What is the EU General Data Protection Regulation (GDPR)?

The GDPR is a new regulation created by the European Union. It has been four years in the making and was finally approved on April 14, 2016. It will replace its predecessor, the Data Protection Directive 95/46/EC, which was adopted in 1995. The GDPR aims to regulate the processing of personal data of individuals, hereafter referred to as “EU citizens,” residing in the European Economic Area (EEA), i.e., EU member states and Iceland, Liechtenstein, and Norway. The GDPR is designed to have a wider scope and includes other major changes that take into account the current cybersecurity landscape.

Visit the Trend Micro GDPR page for further details on the GDPR, guidance on how to comply with the regulation successfully, and state-of-the-art cybersecurity solutions.

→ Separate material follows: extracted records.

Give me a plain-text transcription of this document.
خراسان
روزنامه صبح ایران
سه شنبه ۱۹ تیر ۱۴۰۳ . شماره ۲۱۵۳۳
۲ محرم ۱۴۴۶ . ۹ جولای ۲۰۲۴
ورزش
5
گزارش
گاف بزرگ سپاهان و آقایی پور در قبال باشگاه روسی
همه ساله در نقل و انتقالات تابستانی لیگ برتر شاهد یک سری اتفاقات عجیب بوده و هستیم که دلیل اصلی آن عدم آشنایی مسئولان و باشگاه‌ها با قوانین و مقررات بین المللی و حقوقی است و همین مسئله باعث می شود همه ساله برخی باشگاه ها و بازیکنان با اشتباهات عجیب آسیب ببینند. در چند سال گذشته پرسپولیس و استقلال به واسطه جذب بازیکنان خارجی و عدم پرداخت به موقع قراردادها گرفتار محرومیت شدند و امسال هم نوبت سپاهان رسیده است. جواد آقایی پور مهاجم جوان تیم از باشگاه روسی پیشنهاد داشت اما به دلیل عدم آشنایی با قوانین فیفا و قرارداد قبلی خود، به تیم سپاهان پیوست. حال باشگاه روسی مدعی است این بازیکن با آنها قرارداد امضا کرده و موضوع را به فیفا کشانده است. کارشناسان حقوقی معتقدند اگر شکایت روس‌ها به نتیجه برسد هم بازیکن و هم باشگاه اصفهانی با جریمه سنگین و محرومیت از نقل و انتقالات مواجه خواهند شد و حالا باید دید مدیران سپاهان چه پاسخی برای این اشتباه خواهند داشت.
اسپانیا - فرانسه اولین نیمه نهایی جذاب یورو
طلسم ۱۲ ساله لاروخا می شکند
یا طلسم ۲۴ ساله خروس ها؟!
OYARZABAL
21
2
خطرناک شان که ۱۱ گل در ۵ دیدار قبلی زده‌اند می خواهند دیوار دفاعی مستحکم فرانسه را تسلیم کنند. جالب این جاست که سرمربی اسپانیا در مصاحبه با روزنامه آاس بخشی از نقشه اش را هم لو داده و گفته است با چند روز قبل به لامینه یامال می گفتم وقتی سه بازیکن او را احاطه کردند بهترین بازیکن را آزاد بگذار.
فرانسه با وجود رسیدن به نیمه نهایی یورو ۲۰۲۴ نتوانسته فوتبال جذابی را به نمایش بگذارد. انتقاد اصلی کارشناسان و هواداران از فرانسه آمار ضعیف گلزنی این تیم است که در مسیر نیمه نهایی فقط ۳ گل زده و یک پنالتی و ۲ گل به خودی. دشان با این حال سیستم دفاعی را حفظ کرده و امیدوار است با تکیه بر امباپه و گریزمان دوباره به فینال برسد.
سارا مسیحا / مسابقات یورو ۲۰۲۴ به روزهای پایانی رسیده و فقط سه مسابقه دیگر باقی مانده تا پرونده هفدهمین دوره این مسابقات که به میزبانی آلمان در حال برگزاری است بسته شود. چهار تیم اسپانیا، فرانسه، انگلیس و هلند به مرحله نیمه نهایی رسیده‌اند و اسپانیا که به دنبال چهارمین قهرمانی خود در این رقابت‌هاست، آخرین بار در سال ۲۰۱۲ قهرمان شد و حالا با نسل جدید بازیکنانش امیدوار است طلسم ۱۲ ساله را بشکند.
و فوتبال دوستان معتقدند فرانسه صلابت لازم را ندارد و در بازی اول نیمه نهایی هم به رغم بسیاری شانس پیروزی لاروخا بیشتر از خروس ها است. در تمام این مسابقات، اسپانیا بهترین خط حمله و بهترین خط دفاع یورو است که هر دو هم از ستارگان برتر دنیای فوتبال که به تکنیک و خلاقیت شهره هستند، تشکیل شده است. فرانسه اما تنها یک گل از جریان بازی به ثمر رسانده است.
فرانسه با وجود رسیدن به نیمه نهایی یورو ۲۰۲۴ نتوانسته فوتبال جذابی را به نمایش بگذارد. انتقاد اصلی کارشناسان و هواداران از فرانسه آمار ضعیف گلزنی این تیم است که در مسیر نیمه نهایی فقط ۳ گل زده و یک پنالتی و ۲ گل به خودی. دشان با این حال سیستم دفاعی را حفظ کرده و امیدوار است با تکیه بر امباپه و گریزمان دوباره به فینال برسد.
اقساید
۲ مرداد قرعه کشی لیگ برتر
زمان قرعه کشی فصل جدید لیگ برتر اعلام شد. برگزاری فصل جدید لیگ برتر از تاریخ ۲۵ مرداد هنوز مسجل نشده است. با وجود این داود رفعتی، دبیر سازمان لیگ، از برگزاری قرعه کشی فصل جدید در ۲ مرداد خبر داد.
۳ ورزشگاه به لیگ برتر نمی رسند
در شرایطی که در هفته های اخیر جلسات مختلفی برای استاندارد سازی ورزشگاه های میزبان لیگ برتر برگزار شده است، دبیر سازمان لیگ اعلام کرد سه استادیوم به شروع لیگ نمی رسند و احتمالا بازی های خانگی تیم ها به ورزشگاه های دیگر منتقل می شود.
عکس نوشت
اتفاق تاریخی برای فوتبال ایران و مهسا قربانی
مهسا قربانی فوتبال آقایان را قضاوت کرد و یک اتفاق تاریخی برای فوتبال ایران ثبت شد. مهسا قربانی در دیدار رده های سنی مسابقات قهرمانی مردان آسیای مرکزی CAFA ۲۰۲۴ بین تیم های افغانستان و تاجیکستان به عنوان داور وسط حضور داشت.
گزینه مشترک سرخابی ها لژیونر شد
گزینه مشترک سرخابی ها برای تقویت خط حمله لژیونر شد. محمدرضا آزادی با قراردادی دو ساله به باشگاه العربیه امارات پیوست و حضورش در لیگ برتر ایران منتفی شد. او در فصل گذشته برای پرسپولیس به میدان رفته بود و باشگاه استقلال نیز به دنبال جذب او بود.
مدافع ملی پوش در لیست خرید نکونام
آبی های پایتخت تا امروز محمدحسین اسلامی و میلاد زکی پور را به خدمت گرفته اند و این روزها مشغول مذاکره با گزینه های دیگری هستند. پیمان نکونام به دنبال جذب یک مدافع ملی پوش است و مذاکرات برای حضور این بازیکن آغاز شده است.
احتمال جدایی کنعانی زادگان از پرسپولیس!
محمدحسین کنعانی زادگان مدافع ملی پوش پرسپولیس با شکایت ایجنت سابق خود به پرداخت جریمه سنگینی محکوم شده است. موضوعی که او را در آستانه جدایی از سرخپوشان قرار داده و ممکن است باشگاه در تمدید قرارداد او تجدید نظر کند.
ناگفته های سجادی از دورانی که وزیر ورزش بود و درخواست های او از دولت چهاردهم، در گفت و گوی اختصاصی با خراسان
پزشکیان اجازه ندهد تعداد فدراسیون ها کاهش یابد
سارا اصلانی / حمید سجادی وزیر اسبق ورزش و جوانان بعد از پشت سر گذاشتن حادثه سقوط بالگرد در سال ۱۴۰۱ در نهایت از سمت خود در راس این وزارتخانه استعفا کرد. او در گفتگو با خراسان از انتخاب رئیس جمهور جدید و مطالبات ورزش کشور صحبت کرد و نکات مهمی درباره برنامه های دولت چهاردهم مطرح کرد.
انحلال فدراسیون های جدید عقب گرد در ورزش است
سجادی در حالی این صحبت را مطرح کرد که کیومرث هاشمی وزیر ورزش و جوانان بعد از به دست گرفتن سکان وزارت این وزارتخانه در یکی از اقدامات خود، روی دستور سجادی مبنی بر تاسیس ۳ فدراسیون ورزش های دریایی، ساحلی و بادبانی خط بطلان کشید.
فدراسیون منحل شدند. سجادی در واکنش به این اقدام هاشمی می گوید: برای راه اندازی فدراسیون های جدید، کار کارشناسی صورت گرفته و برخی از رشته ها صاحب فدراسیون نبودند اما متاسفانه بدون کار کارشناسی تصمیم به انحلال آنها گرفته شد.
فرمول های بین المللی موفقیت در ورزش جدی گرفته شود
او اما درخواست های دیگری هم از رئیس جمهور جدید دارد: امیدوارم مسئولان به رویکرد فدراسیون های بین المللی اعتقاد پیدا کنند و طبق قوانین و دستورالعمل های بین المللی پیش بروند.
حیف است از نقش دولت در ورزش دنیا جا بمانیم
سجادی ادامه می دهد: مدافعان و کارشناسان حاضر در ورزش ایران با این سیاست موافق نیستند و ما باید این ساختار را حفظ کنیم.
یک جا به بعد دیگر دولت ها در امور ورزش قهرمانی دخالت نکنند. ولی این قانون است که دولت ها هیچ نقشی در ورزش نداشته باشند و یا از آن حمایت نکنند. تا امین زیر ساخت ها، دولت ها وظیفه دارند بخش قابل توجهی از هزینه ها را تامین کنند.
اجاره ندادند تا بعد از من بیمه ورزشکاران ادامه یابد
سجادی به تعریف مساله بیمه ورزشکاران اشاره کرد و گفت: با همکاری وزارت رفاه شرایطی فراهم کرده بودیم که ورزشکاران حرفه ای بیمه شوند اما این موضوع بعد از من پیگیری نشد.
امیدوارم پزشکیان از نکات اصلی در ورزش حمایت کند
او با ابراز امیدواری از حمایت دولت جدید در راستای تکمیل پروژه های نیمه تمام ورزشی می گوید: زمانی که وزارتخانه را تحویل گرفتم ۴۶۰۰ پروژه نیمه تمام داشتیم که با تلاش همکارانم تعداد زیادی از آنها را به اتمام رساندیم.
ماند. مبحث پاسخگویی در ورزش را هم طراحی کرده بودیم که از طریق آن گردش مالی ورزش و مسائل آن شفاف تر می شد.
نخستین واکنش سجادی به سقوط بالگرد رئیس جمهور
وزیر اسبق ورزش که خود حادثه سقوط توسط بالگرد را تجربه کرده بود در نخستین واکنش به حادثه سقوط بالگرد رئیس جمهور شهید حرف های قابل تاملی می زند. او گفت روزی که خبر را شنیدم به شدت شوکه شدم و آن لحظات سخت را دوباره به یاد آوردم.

In brief, the GDPR builds on the past directive. Some of the key changes are the following:

  • Increased territorial scope: The GDPR applies to all companies processing the personal data of data subjects residing in the EU/EEA, regardless of the company’s location. To elaborate, the GDPR applies to the processing of personal data by controllers (companies) and processors (entities that processes the data for the companies) in the EU/EEA, whether or not the processing itself takes place in the EU/EEA. Non-EU/EEA-based businesses processing the data of EU citizens will also have to appoint a representative in the EU/EEA. The GDPR will also apply to the processing of personal data of data subjects in the EU/EEA by a controller or processor not established in the EU/EEA. In essence, all companies and organizations all over the world are affected as long as they process personal data of EU citizens.
  • Encompassing penalties for regulation violation: Organizations and companies found to be in breach of GDPR will be fined according to the scope and type of their infringement. A supervisory authority will assess the violation (e.g., shortcoming, data breach) in order to determine what type of penalty will be imposed. It follows a tiered approach to fines.
  • Clearer and concise consent: Organizations and companies will no longer be allowed to use long and illegible terms and conditions and complex forms to request consent from customers. Such forms must be given in an intelligible and easily accessible format, using clear and plain language. Consent must be explicitly given and customers must also be able to easily withdraw that consent.
  • Breach notifications: Organizations and companies must notify supervisory authorities and their customers in the event of a data breach that is likely to place at risk the rights and freedoms of individuals. This notification, which needs to happen within 72 hours after the discovery of a breach, will be mandatory. This also applies to data processors that need to notify their customers.
  • Access rights: Data subjects will be able to obtain confirmation from companies as to whether or not their personal data is being processed, where, and for what purpose. The company must also provide a copy of the customer’s personal data at their request, free of charge.
  • Deletion rights: The ‘right to be forgotten’ allows the data subject to have the company erase his or her personal data. This right to data erasure is not absolute and can be claimed under certain conditions: withdrawal of consent; the data is no longer relevant to the original purposes of processing. This right is subject to public interest or national security concerns.
  • Data portability: The data subject will now be able to receive and transmit in a common and machine-readable format any previously obtained personal data (that concerns him) to another company.
  • Privacy by design and by default: Privacy by design is a common informal approach — It means that each new service or business process that makes use of personal data must take the protection of such data into consideration. Privacy by default simply means that the strictest privacy settings automatically apply once a customer acquires a new product or service. This means no manual change to the privacy settings should be required on the part of the user to select the strictest setting. The GDPR is making privacy by design a major provision and, as a consequence, the inclusion of data protection as a key design element becomes an integral objective of any system design, at the very onset.
  • Data Protection Officers:  The Data Protection Officer (DPO) will be an important GDPR cornerstone. In addition to supporting an organization’s compliance with the GDPR, the DPO will have the essential role of acting as an intermediary between the organization and supervisory authorities, data subjects, etc. Not every organization/company will need a DPO; there are certain criteria that determine whether a DPO is required or not.